Every night, as he lay there in the dark, his own doubt assailed him. Was there anything more he could have done?
What a waste of two good lives.
“I caught it on CNN. I always watch it in the evening to catch up on news from home.” He watched her sigh and wondered if the deep sigh had been dragged up from the same kind of place he kept his regrets.
“I’d received a letter from my sister two or three days before I heard of the tragedy. Her death brought a lot of emotions bubbling to the surface—besides grief, that is. We’d planned a reunion…in Paris.” Chelsea dipped her head, but he could see a sparkle of tears on her lashes. It gutted him that he had to turn her down, but it would be suicide—hers—to take her up a mountain that showed no mercy. Rookie climber or old hand, one wrong move and they fell off the top of the world to their deaths.

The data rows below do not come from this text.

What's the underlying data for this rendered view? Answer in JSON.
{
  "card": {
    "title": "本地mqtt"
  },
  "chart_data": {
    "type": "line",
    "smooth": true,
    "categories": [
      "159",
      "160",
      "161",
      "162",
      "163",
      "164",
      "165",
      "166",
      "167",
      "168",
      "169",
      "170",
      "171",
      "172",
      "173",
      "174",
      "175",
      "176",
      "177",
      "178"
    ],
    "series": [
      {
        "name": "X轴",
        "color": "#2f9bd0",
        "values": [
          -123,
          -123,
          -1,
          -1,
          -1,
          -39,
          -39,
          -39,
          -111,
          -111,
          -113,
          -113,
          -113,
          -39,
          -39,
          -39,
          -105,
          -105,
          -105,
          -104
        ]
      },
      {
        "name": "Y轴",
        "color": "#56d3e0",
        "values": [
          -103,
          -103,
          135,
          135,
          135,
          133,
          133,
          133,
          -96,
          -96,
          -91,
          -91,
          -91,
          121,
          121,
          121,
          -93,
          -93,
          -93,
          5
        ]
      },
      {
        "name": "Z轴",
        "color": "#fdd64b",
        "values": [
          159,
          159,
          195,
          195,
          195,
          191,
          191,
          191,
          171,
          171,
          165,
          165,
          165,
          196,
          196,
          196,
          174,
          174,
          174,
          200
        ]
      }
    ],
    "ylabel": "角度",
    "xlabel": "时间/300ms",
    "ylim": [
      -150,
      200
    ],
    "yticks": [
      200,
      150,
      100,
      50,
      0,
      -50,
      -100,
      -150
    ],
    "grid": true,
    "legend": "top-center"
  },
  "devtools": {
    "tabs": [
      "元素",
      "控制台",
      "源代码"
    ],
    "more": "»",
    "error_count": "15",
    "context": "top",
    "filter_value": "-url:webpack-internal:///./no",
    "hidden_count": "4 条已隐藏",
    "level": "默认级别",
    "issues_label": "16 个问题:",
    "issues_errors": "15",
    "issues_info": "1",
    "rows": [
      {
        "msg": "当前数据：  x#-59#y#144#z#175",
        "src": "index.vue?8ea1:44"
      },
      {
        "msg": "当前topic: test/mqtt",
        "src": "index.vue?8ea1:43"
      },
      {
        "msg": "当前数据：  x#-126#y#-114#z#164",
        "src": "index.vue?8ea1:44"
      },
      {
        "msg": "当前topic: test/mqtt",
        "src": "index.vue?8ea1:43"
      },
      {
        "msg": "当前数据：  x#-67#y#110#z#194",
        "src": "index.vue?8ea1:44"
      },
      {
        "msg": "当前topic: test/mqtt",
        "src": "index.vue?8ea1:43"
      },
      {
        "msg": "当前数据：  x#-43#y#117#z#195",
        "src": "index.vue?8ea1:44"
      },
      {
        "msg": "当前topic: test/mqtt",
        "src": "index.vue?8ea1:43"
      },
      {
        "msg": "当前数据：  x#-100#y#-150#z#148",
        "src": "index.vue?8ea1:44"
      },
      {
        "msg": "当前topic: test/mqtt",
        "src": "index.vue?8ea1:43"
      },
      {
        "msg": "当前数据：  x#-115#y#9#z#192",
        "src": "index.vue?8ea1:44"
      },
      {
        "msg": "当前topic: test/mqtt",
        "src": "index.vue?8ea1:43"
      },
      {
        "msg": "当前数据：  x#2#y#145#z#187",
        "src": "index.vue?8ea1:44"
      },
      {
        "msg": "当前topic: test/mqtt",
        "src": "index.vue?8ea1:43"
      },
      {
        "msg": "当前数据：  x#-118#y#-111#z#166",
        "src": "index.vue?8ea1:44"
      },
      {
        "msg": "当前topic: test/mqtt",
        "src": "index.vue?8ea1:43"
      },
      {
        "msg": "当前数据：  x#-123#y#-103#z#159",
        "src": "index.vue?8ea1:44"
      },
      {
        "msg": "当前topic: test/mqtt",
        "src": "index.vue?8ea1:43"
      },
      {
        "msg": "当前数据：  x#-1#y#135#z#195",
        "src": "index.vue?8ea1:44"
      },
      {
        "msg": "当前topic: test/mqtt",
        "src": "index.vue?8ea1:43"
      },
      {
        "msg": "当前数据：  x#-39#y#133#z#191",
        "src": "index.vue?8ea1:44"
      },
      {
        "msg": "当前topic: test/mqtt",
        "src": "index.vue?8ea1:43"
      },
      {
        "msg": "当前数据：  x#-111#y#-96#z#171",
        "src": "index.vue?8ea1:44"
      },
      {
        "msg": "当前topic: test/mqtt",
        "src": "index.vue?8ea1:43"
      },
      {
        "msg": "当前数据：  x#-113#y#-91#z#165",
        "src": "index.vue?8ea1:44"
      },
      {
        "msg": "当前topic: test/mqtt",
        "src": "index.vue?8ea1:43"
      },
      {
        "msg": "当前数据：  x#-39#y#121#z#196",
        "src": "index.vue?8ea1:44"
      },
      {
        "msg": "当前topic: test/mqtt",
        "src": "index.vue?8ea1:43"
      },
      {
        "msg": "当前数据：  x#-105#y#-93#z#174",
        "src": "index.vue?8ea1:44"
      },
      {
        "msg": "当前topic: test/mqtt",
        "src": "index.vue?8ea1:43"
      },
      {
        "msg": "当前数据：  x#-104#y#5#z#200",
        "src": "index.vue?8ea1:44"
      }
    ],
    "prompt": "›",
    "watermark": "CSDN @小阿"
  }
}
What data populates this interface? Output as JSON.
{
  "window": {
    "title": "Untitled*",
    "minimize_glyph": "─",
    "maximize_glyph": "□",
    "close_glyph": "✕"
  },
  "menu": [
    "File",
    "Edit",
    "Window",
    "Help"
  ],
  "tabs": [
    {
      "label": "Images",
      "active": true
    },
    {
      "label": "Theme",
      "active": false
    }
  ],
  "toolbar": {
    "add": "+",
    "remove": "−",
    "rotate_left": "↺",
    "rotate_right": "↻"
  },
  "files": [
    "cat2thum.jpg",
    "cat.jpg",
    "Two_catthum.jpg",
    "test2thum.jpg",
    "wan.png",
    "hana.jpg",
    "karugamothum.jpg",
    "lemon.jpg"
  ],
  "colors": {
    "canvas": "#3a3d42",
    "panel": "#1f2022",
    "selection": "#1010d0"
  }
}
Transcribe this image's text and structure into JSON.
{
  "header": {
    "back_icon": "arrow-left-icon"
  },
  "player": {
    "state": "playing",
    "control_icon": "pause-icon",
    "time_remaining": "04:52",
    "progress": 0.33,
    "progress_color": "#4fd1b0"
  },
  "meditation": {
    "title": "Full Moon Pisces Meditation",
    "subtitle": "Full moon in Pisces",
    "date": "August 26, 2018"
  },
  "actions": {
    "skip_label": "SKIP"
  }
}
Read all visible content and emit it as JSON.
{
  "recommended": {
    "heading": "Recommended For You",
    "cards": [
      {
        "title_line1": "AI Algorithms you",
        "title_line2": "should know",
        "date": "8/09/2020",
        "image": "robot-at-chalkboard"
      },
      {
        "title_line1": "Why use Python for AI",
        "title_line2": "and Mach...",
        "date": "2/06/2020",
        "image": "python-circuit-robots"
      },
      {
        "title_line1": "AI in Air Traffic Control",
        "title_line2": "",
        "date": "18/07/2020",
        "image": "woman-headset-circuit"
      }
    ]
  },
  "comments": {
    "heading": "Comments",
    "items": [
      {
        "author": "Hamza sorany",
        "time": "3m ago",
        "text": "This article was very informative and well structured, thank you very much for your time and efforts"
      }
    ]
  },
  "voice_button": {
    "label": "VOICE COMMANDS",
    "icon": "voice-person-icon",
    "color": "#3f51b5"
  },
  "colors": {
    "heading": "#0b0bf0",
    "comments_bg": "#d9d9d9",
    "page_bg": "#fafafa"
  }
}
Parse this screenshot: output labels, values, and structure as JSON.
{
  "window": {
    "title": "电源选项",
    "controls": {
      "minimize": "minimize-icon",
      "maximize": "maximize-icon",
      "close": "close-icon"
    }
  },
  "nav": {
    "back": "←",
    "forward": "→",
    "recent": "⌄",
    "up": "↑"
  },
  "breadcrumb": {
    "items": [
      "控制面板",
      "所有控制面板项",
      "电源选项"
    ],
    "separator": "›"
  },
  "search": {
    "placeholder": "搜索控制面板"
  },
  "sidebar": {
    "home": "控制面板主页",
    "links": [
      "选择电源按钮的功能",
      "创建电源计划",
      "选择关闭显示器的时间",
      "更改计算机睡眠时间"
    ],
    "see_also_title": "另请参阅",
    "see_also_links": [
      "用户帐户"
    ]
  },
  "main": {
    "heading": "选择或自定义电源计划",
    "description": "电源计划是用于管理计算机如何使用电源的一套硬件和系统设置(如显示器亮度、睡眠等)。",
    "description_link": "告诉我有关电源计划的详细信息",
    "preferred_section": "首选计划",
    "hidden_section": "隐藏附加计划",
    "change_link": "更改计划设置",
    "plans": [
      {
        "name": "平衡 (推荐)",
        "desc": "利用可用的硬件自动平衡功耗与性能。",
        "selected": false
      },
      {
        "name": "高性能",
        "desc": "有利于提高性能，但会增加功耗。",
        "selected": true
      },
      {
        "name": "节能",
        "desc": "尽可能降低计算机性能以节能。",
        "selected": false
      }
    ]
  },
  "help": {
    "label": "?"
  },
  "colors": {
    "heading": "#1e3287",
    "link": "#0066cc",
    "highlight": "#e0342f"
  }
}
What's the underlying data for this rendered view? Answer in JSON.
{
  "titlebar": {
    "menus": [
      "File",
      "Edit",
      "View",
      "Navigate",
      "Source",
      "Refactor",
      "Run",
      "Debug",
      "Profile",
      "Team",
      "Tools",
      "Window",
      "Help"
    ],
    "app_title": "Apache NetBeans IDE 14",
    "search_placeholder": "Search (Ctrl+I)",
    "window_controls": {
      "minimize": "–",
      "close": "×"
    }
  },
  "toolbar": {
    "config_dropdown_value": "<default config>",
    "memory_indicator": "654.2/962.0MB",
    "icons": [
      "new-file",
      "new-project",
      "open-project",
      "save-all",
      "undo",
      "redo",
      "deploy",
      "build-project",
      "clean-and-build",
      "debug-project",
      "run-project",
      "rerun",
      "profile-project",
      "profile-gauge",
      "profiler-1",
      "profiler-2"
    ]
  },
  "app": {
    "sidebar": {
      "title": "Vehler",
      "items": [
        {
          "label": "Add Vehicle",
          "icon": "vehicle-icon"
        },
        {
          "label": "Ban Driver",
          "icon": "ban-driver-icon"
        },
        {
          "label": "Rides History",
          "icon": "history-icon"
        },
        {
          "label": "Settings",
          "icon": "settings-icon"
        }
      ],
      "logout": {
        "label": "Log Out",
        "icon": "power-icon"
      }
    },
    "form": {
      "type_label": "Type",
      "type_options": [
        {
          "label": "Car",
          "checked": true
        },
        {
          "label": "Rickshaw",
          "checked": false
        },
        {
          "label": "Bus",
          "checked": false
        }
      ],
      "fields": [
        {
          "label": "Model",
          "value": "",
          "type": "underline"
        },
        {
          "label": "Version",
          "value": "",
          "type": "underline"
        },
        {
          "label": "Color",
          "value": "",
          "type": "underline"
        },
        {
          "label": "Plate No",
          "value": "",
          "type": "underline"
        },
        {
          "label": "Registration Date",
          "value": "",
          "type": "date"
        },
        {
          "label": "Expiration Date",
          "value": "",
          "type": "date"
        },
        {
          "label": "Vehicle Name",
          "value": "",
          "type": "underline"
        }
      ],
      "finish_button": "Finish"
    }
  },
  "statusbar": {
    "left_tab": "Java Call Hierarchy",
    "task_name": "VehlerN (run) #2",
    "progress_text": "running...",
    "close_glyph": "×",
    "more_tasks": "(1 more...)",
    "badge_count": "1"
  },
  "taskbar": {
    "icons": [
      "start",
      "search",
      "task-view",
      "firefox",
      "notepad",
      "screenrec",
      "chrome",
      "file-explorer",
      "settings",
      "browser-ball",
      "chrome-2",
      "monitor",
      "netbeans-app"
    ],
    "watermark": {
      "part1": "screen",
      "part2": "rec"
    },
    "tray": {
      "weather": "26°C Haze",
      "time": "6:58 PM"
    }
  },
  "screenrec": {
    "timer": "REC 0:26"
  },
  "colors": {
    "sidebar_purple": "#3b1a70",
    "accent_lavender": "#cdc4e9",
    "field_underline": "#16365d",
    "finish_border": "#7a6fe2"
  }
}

Everest took no prisoners.
“If there was any way I could help you, I would do it—you know that, don’t you? I’ll be honest. I need the work. There have been a lot of rumors doing the rounds of Namche Bazaar. Not one of them is true.” Her hand lay on the table, and he reached for it.
To comfort her or himself, he had no answer.
Though she wasn’t a small woman her hand felt tiny, fine boned compared to his. The temptation to cling tightened his grip, a reflex based on the same instincts that had made his palm measure her fullness when she came tiptoeing into his life.
“There’s one way you can help—give me a chance to take my sister home.”
Without preamble he changed the subject. “You still hungry? I’ve ordered a whole swag of food.”
Tears ceased to sparkle on her lashes. He hoped this meant he’d turned her thoughts away from climbing Everest. It had been ages since he’d had a chance to talk to any woman but Atlanta. In the three years since he’d met her and Bill, she’d become like a sister to him, closer than his own sister, Jo, whom he hadn’t seen for years.
One difference—in his exchange with Atlanta he hadn’t gotten the sexual buzz he felt now. Part of him wished he were able to grant Chelsea her wish and take her with him—and not just because of the amount of money involved. Sure, he was practically broke, but he had broad shoulders and knew how to work. He’d be all right someday.
She pulled her hand from his, lifted her glass to her lips and spoke over the rim. “What kind of food?”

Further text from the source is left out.